The surprise election result has created huge uncertainty for the UK government, not only in regard to Brexit but also as regards its ability to implement purely domestic policies.
The policies thrown into doubt include a number of tax changes. In this article, we look at some of these with particular reference to the position of property businesses.
Furthermore, the surge in support for Labour means that for the first time for many years, we have to take seriously the possibility of a left-wing government. So the tax policies laid out in the Labour Party manifesto now need to be looked at in that light – more of that later.
Where are we now?
When the election was announced, many of the provisions in the draft Finance Bill were dropped, and what was passed was a very slimline Finance Act. It was widely expected that the Conservatives would be re-elected with an increased majority and that the dropped provisions would be re-introduced after the election, probably backdated to April 2017.
It’s now less clear what will be re-introduced, what changes (if any) will be backdated and when. The Queen’s Speech notably excluded the most controversial of the Conservative manifesto proposals and we would expect that this caution would continue to apply to tax changes.
For now, it is important to note that many of the proposed changes (some helpful, some not) that six weeks ago we took for granted would become law, are not yet legislated.
Proposed changes dropped from the Finance Act
- A proposal to bring all UK residential property within the scope of UK inheritance tax, even where it is held within an offshore company. It’s difficult to see Labour opposing this change, so unless the DUP has any strong objections (an exemption for Northern Ireland property perhaps!), it seems likely this will resurface. An important question is whether the delay is an opportunity to do some planning before the new rules start. The difficulty is that if the changes are backdated, you could be faced with an unexpected tax charge. The longer the delay before the new rules are re-introduced, the more difficult it might be to make the changes with backdated effect – although this is not certain.

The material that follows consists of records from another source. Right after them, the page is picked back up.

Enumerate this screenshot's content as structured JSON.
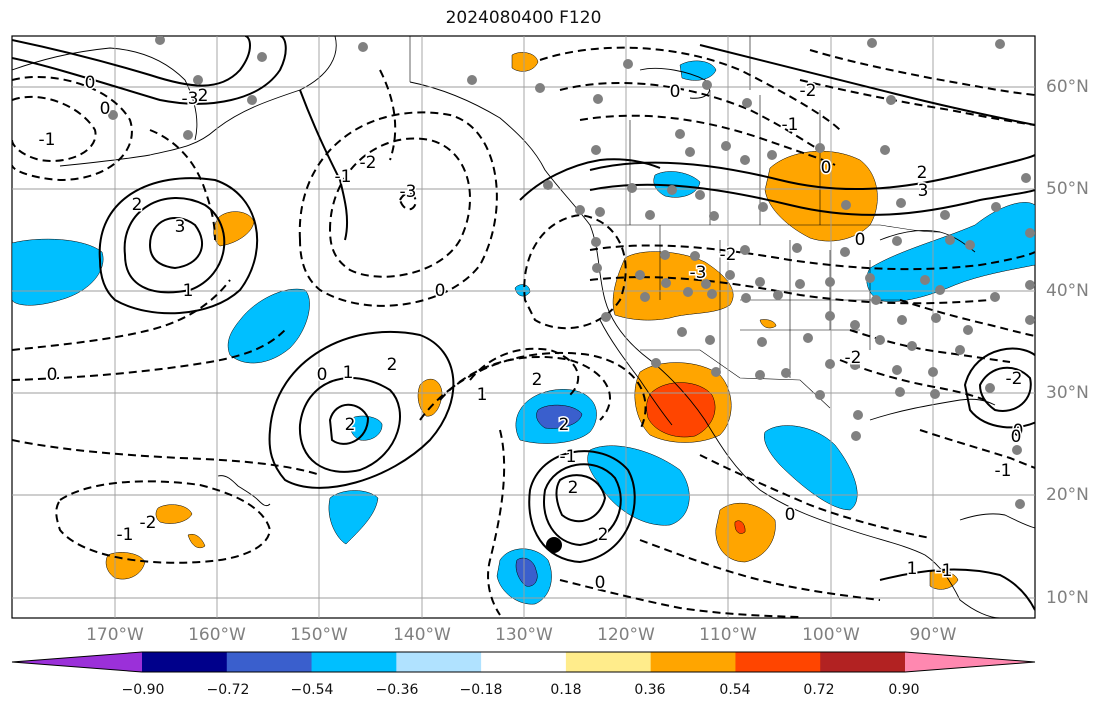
{
  "title": "2024080400 F120",
  "lat_labels": [
    "60°N",
    "50°N",
    "40°N",
    "30°N",
    "20°N",
    "10°N"
  ],
  "lon_labels": [
    "170°W",
    "160°W",
    "150°W",
    "140°W",
    "130°W",
    "120°W",
    "110°W",
    "100°W",
    "90°W"
  ],
  "colorbar": {
    "tick_labels": [
      "−0.90",
      "−0.72",
      "−0.54",
      "−0.36",
      "−0.18",
      "0.18",
      "0.36",
      "0.54",
      "0.72",
      "0.90"
    ],
    "colors": [
      "#9b30d9",
      "#00008b",
      "#3a5fcd",
      "#00bfff",
      "#b0e2ff",
      "#ffffff",
      "#ffec8b",
      "#ffa500",
      "#ff4500",
      "#b22222",
      "#ff88b0"
    ]
  },
  "contour_labels": [
    "0",
    "0",
    "-1",
    "-2",
    "-3",
    "3",
    "2",
    "1",
    "0",
    "-1",
    "-2",
    "2",
    "2",
    "1",
    "0",
    "-1",
    "-3",
    "-2",
    "0",
    "1",
    "2",
    "-1",
    "2",
    "0",
    "-1",
    "-2",
    "0",
    "-2",
    "-3",
    "-2",
    "0",
    "2",
    "3",
    "-2",
    "0",
    "-1",
    "0",
    "1",
    "-1",
    "0",
    "2",
    "2",
    "0"
  ]
}
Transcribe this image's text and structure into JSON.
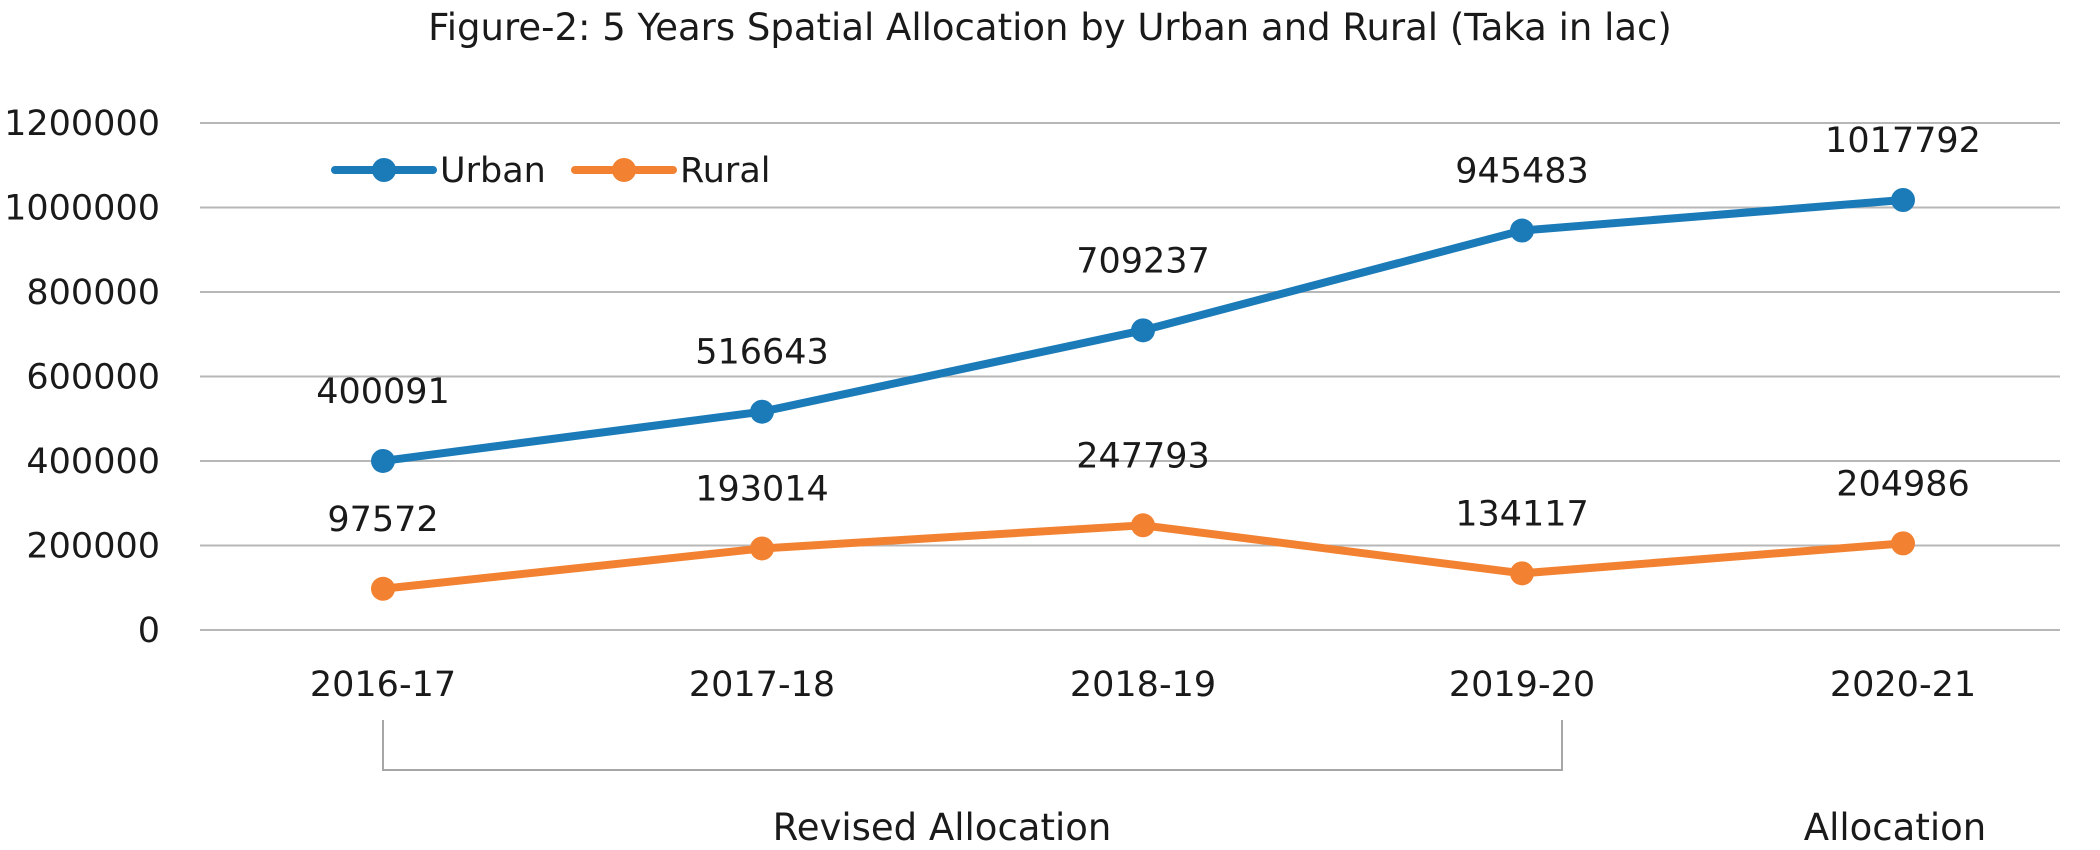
{
  "chart_data": {
    "type": "line",
    "title": "Figure-2: 5 Years Spatial Allocation by Urban and Rural (Taka in lac)",
    "categories": [
      "2016-17",
      "2017-18",
      "2018-19",
      "2019-20",
      "2020-21"
    ],
    "series": [
      {
        "name": "Urban",
        "color": "#1b7bb8",
        "values": [
          400091,
          516643,
          709237,
          945483,
          1017792
        ],
        "labels": [
          "400091",
          "516643",
          "709237",
          "945483",
          "1017792"
        ]
      },
      {
        "name": "Rural",
        "color": "#f28232",
        "values": [
          97572,
          193014,
          247793,
          134117,
          204986
        ],
        "labels": [
          "97572",
          "193014",
          "247793",
          "134117",
          "204986"
        ]
      }
    ],
    "y_ticks": [
      0,
      200000,
      400000,
      600000,
      800000,
      1000000,
      1200000
    ],
    "y_tick_labels": [
      "0",
      "200000",
      "400000",
      "600000",
      "800000",
      "1000000",
      "1200000"
    ],
    "ylim": [
      0,
      1200000
    ],
    "xlabel": "",
    "ylabel": "",
    "grid": true,
    "legend_position": "top-left",
    "groups": [
      {
        "label": "Revised Allocation",
        "from": "2016-17",
        "to": "2019-20"
      },
      {
        "label": "Allocation",
        "from": "2020-21",
        "to": "2020-21"
      }
    ]
  }
}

- Proposed rules restricting corporation tax deductions for interest payments made by large groups. Again these seem unlikely to be vetoed by Labour. Related to these changes was a proposal to bring non-UK resident companies within the scope of corporation tax to ensure that the interest restrictions would apply to them. Again it seems likely that these proposals will now move forward.
- Proposed changes to company tax losses. At present, losses can generally only be carried forward in the company which generated the loss, which can be a problem for property groups which use separate entities for each property. It was proposed that losses could be carried forward against group total profits, but for larger groups only half of profits over £5m could be sheltered. Again it seems likely this will find its way onto the statute book at some point.

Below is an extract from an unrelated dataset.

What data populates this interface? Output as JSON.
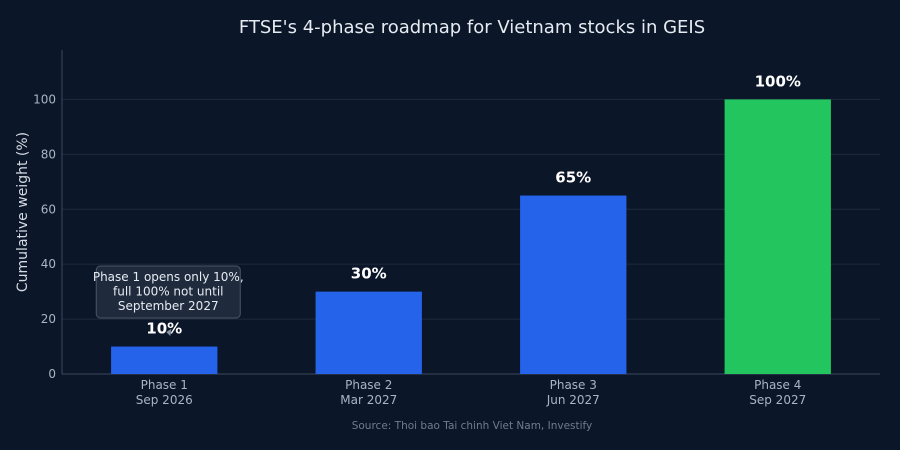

- Proposed changes to the Substantial Shareholdings Exemption (SSE). At present, for a gain on sale to be exempt from corporation tax, both the vendor group and the company being sold must be trading. The proposal was that only the company being sold need be trading. This could be helpful to property investment groups which have some trading activities. Although in itself, the proposed change seems fair in creating a level playing field between trading and non-trading groups, the SSE relief itself benefits large and multinational groups, which may make the government nervous about bringing it forward.

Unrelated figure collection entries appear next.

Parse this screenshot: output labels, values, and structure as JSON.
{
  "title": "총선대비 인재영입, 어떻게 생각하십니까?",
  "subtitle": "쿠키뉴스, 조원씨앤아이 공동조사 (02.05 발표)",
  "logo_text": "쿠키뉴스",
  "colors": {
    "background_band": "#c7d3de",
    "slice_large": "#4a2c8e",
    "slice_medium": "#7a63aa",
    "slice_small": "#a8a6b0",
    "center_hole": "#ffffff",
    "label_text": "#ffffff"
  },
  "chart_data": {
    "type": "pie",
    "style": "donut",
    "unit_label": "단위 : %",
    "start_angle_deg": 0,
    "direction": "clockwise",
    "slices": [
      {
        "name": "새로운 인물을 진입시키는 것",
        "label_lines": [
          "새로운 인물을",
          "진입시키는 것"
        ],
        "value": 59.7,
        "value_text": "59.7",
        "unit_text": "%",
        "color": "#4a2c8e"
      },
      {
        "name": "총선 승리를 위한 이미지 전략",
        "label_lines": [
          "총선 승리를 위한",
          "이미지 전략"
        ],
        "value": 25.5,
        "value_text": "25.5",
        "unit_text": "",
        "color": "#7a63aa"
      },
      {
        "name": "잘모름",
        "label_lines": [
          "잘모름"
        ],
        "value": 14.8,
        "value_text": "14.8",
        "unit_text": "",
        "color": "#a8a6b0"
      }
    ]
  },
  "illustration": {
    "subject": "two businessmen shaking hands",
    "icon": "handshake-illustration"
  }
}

A look at the Labour manifesto
The manifesto argues that UK corporation tax rates are the lowest in the developed world, so large companies can be “asked for more” while still keeping the UK an attractive place to do business. The costings suggest the corporation tax rate will be increased in phases to 26% by 2021, and for companies with profits below £300,000 to 21% by 2021.
For income tax, the 45% threshold would start at £80,000 with a new 50% rate above £123,000. This, it is said (probably accurately) will directly affect only the top 5% of earners.
A point to note for buy to let (BTL) investors is that the new interest relief restrictions mean that a taxpayer’s income tax band is determined by their gross rental income (before interest deduction). So many BTL landlords may find themselves in the higher brackets, even though their net income is below the thresholds.
There is a proposed Offshore Company Property Levy. Details are hazy but the proposal seems to be a 15% levy on the sale of property by offshore trusts.
The manifesto promises to reform council tax and business rates. This includes exploring new options such as a land value tax where the levy would be based on the value of the property. It is unclear whether this would extend beyond homes and business property to properties rented out.
The manifesto promises to scrap quarterly tax reporting for businesses with turnover below £85,000. It doesn’t say if this includes landlords, but if so would take smaller landlords outside the proposals.
The manifesto promises to invest in building over one million new homes; to prioritise brownfield sites; develop new towns and make major spending on infrastructure and transport projects. It promises to keep the Land Registry in public hands, to (re)introduce rent controls and to protect homeowners from increases in ground rents.
Labour also promises to act decisively on tax havens.
None of these things will happen, of course, unless and until there is a future Labour government. And, as Mrs May is finding, a minority government has to accept constraints on the implementation of all its policies. Nonetheless, it is a brave (or foolish) person who undertakes planning without taking note of Mr Corbyn’s wish list.
For those who are inconsolable at the very thought of a Corbyn-led Labour government, the Labour manifesto also promises a review into the demise of local pubs and the extension of the business rates relief for pubs to small music venues. So if these things were to come to pass, we would at least, perhaps, be able to relax with a decent pint and listen to some good music!